Following decades of buying, dividing and sub-dividing land deeds purchased from local Natives, the valley in Philipsburgh, West Chester County, was settled by members of the Van Cortlandt family in the late 1600s, including Catherine van Cortlandt who married Frederick Philipse. As the Van Cortlandts began inhabiting sizeable estates, they were able to afford some fairly expensive provisions. Their religion, borne of trinity faith, is told by their family baptismal and communion “bekers” or vessels:
“..the first richly engraved with floriated tracery, bears the name of Frederych Flypse, and stands about seven inches high. The second is also richly engraved with antique figures, representing angels, birds, fruits and flowers, beside three ovals containing emblematic figures of Faith, Hope and Charity, near the top is engraved the name of Catherina van Cortlandt, this cup stands nearly six inches and a half high.”
The size and shape of these vessels symbolized this family’s belief in religion and their family’s hierarchy. The Husband’s Communion vessel was taller than that of his wife, but her vessel bore the symbols of trinity–given as Faith, Hope and Charity–and the four elements represented by the spirits and animals, each symbolic of conception and the means to conceive. Catherine Philipse became an important benefactor in the building of the new church in nearby Tarrytown. In the early days of raising that church, she would passed through on horseback to oversee its construction.
This family’s land in Philipsburgh extended from the “Spyten Devil’s kill, running north along [Hudson] river, until the kill of Kitchawona was reached.” In The Memorandum book… on this region is given an account of an early reason the Dutch so actively settled here:
“to indicate further in what manner and good affection these first Christian inhabitants have shown in the middle of heathenism, and with and about heathens to live, as true Christians, having first thought good and highly necessary, on the Lord’s day, to gather together and in a place for that purpose fit, to pray together, God the Lord with the whole heart to praise and thank him with psalms and hymns, &c.”

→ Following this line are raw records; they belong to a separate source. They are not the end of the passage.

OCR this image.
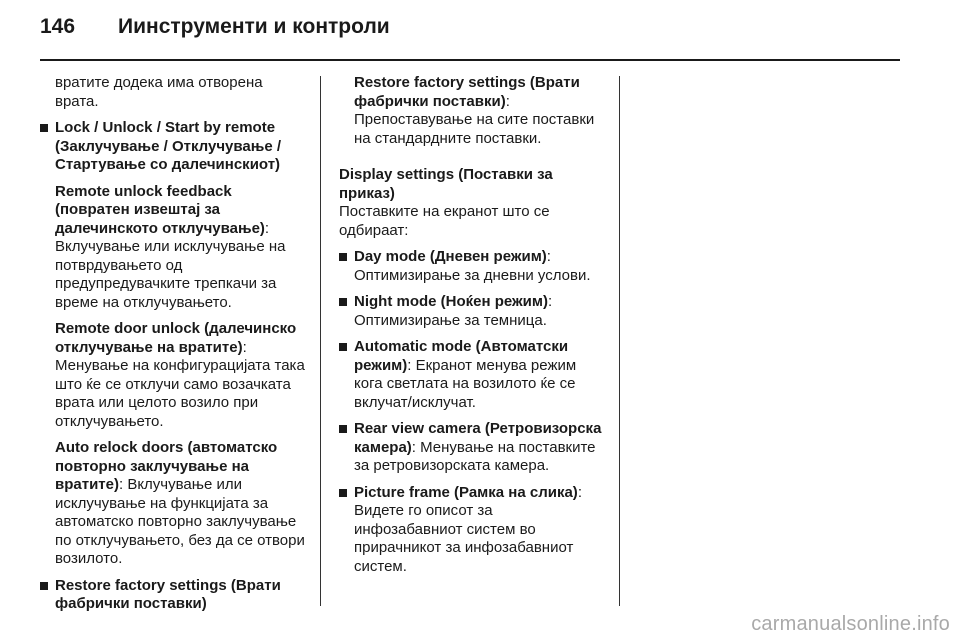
146 Иинструменти и контроли

вратите додека има отворена врата.

Lock / Unlock / Start by remote (Заклучување / Отклучување / Стартување со далечинскиот)

Remote unlock feedback (повратен извештај за далечинското отклучување): Вклучување или исклучување на потврдувањето од предупредувачките трепкачи за време на отклучувањето.

Remote door unlock (далечинско отклучување на вратите): Менување на конфигурацијата така што ќе се отклучи само возачката врата или целото возило при отклучувањето.

Auto relock doors (автоматско повторно заклучување на вратите): Вклучување или исклучување на функцијата за автоматско повторно заклучување по отклучувањето, без да се отвори возилото.

Restore factory settings (Врати фабрички поставки)

Restore factory settings (Врати фабрички поставки): Препоставување на сите поставки на стандардните поставки.

Display settings (Поставки за приказ)

Поставките на екранот што се одбираат:

Day mode (Дневен режим): Оптимизирање за дневни услови.

Night mode (Ноќен режим): Оптимизирање за темница.

Automatic mode (Автоматски режим): Екранот менува режим кога светлата на возилото ќе се вклучат/исклучат.

Rear view camera (Ретровизорска камера): Менување на поставките за ретровизорската камера.

Picture frame (Рамка на слика): Видете го описот за инфозабавниот систем во прирачникот за инфозабавниот систем.

carmanualsonline.info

The goals of new settlers thereby became not only to make land claims and learn the uses for the resources. It was also decided that the indoctrination of religion into the savage culture was of utmost importance. Often the initial plans were to learn about their Great Spirit and change the Native Americans’ mindset. What happened instead at times was that local Natives became slaves and serves these young European communes. During her dying days on January 7, 1730, Catherine Philipse released “Matty and Sarah, my Indians or muster slaves” through legal manumission. Such used of Native Americans as early slaves existed in throughout the lower Hudson Valley region as early as 1705, when the legal records record Elizabeth Leggett giving to her daughter two negro children, “born of the body of Hannah, my negro woman,” and “Robin, my Indian Slave.” Another record of such Native American slavery in this part of the New World is seen in New York city documents, which note Jacob Decay serving as a dealer of “Indian squaws.”